Stripers: The big fish bite for the stripers is here. As always for this time of year, we are not catching as many fish as later in the spring but we are making up for it in size. Early spring is by far the best time to catch a trophy striper on Lanier. The big females are getting ready for the spring spawn and they need to consume lots of calories. It is not uncommon to pull 14-inch gizzard shad this time of year for bait. Large rainbow trout work good this time of year as well. If the bait is very large it is not uncommon to run a treble hook in the back of the bait as a stinger. Pull these baits up shallow in the back of the creeks. The back of the creeks will be full of bait. Just remember when you are pulling these big baits you are only going to average a few bites a trip. The bucktail bite still has not taken off so it could happen any day. We just need several days of good sunshine to warm the water. We have already had some warms days but the problem has been the cloud cover. The fishing will change quickly with sunny days that are calm.
Bass: Like everything else on the lake, once the water temperature finally warms into the mid-fifties the bass fishing will begin to change significantly. Late in the evenings, be sure to keep a crankbait like a Bomber 6A Baby Bass or a shad colored SR7 Rapala Shad Rap ready to cast to shallow areas. This technique is usually better later in the day when the shallow water has time to warm from the sun. Stained water is a plus. Jerk baits will begin to be effective as well. Be sure to rip the bait and let it pause and the fish will bite on the pause. The expensive Lucky Craft and MegaBass jerk baits are well worth the money when it comes to jerk baits. Some of these baits are as high as thirty dollars. If its cloudy, try the shell white Lucky Craft Flash Minnow. If it is sunny, try the Clown color or Aurora Black. If the sun is bright, do not hesitate to fish the docks with a 3/16oz. Spotsticker jighead with a finesse worm. On Lanier, green pumpkin is the primary worm color.
Crappie: The crappie are already concentrated under the deep-water docks and moving shallower as the water temperature increases. . The better fishing for the most part will be on the north end of the lake due to the stained water. The number of crappie per acre of water is higher on the north end as well. Every year Thompson Creek, Wahoo Creek, and Yellow Creek do very well. The stained water is very important to the crappie fishing on Lanier. The crappie are too spooky in the clear water. Not that they can’t be caught in clear water.
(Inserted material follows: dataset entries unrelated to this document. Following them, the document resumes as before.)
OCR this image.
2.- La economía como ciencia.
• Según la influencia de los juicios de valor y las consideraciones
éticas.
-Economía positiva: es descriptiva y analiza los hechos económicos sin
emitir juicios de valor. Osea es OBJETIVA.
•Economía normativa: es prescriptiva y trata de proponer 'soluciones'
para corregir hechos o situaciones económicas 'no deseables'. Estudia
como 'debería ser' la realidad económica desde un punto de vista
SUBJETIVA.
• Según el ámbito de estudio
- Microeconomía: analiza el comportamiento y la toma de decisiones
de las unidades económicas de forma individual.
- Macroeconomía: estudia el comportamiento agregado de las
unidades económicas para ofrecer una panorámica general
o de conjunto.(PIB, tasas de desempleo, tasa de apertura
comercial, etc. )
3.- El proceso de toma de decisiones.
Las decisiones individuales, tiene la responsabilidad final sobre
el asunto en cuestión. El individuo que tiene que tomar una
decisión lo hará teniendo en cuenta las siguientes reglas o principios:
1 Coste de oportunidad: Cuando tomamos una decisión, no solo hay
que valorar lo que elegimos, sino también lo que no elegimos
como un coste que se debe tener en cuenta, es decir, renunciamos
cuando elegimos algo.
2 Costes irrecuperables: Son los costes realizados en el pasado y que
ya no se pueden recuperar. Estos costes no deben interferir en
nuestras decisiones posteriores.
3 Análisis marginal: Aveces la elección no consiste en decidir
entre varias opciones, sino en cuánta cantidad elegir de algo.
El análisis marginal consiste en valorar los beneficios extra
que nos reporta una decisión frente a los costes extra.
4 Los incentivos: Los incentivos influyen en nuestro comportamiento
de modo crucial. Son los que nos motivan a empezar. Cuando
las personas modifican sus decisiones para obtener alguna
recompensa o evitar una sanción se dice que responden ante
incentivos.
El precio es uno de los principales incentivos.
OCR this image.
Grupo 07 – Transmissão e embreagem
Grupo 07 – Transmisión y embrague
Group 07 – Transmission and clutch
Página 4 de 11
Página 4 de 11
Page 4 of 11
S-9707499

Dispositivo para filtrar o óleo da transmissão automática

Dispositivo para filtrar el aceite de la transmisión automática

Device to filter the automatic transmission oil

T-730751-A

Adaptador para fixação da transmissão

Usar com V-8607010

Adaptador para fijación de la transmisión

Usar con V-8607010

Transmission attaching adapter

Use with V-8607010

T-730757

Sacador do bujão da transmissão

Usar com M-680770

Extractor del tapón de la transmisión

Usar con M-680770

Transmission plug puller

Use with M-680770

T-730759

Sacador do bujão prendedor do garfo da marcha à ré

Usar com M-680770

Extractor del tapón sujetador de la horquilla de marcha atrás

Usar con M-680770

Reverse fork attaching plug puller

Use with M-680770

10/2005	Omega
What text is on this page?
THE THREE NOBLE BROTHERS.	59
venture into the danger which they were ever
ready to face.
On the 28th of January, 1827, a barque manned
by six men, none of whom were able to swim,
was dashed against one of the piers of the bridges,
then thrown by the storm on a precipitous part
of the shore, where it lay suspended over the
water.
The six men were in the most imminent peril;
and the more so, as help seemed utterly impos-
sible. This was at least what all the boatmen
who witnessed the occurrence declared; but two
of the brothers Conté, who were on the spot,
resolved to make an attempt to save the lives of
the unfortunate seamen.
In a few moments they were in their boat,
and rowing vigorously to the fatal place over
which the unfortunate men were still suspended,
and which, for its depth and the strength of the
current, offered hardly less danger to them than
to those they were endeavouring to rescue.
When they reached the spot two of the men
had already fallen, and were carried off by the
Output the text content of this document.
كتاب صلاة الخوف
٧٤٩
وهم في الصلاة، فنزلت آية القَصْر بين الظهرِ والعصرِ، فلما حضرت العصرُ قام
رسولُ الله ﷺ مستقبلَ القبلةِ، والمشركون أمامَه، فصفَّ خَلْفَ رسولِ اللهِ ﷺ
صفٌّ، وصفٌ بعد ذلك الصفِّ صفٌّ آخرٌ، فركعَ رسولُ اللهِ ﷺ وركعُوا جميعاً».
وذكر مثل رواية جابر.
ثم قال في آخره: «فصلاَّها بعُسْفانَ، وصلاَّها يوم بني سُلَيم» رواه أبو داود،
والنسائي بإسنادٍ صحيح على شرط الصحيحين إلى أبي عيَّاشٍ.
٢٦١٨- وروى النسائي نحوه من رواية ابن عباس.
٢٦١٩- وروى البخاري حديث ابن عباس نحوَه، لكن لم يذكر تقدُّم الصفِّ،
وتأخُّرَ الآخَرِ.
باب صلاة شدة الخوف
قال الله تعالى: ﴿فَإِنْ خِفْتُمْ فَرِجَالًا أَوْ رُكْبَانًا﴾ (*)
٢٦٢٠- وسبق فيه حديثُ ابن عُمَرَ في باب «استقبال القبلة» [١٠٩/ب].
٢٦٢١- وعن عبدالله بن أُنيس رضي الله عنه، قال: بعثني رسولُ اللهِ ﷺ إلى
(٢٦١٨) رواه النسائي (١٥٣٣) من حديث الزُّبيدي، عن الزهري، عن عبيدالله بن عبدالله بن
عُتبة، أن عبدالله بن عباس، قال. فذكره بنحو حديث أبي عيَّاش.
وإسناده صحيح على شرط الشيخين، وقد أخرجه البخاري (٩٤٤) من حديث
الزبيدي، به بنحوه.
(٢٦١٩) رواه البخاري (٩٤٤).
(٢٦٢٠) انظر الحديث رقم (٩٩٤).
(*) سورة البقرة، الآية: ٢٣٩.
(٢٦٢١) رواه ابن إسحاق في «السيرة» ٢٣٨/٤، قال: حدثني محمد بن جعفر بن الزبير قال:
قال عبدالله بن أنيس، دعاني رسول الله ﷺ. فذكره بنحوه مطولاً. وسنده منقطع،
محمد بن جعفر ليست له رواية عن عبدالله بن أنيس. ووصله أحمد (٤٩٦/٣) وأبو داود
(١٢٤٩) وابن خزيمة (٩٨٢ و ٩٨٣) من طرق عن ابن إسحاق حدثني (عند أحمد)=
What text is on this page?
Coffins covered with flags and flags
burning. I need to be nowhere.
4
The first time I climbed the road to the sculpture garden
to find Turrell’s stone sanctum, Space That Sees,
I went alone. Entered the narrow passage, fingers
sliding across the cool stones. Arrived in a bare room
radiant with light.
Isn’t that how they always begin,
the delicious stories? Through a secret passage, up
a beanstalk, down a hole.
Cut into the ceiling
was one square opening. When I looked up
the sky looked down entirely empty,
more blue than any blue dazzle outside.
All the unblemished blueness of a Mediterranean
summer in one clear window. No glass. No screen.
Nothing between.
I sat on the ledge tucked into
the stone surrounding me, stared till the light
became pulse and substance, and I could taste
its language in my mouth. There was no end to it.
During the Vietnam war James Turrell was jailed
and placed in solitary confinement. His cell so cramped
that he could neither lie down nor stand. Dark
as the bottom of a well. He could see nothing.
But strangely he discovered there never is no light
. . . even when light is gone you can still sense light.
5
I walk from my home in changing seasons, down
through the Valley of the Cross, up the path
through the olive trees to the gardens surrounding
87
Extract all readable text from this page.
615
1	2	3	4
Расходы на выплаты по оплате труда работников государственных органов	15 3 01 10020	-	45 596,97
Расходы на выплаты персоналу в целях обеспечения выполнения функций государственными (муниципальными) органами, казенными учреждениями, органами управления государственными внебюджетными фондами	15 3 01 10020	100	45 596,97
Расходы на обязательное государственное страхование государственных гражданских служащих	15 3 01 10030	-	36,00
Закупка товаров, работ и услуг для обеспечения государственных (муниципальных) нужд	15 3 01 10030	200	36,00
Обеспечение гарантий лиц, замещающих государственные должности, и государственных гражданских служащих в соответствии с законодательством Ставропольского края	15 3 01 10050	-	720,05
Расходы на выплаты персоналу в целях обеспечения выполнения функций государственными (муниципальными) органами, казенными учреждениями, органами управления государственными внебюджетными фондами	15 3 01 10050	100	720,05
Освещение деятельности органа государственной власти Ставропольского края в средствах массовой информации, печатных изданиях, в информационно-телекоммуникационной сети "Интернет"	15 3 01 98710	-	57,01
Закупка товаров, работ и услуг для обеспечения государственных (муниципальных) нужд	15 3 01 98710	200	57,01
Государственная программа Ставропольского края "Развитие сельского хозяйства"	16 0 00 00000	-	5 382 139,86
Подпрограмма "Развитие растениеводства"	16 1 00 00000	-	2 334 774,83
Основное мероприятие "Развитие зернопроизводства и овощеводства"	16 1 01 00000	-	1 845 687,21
You just have to catch a few and leave for thirty minutes and then come back and start again. The lure of choice is any 1/32 ounce chartreuse and white jig. You really need the very lightweight jig for the slow fall. If the water is very stained go to a red and chartreuse jig. The fish will almost always be in the shade of the docks. The best docks will be the ones that hold brush. Look for rod holders and minnow buckets on the docks to help narrow your search and save you time. If March is warmer than normal, look for the crappie to go ahead and pull shallow on the brush to spawn. Anchor near the brush and cast crappie minnows as close to the brush as possible. Use a size 6 or 4 light wire hook with an extra long shank. To be exact, use a 202ELR hook by Eagle Claw. If you are close enough to the brush use a weightless float. If you have kids with you, be sure to use the weighted floats. Most of the weighted floats will be orange or chartreuse with a small ring of lead on the bottom. One last thing, be sure to use 4 pound test line and a limber rod for the crappie. The crappie are very line sensitive and have very delicate mouths. Good luck out on the lake.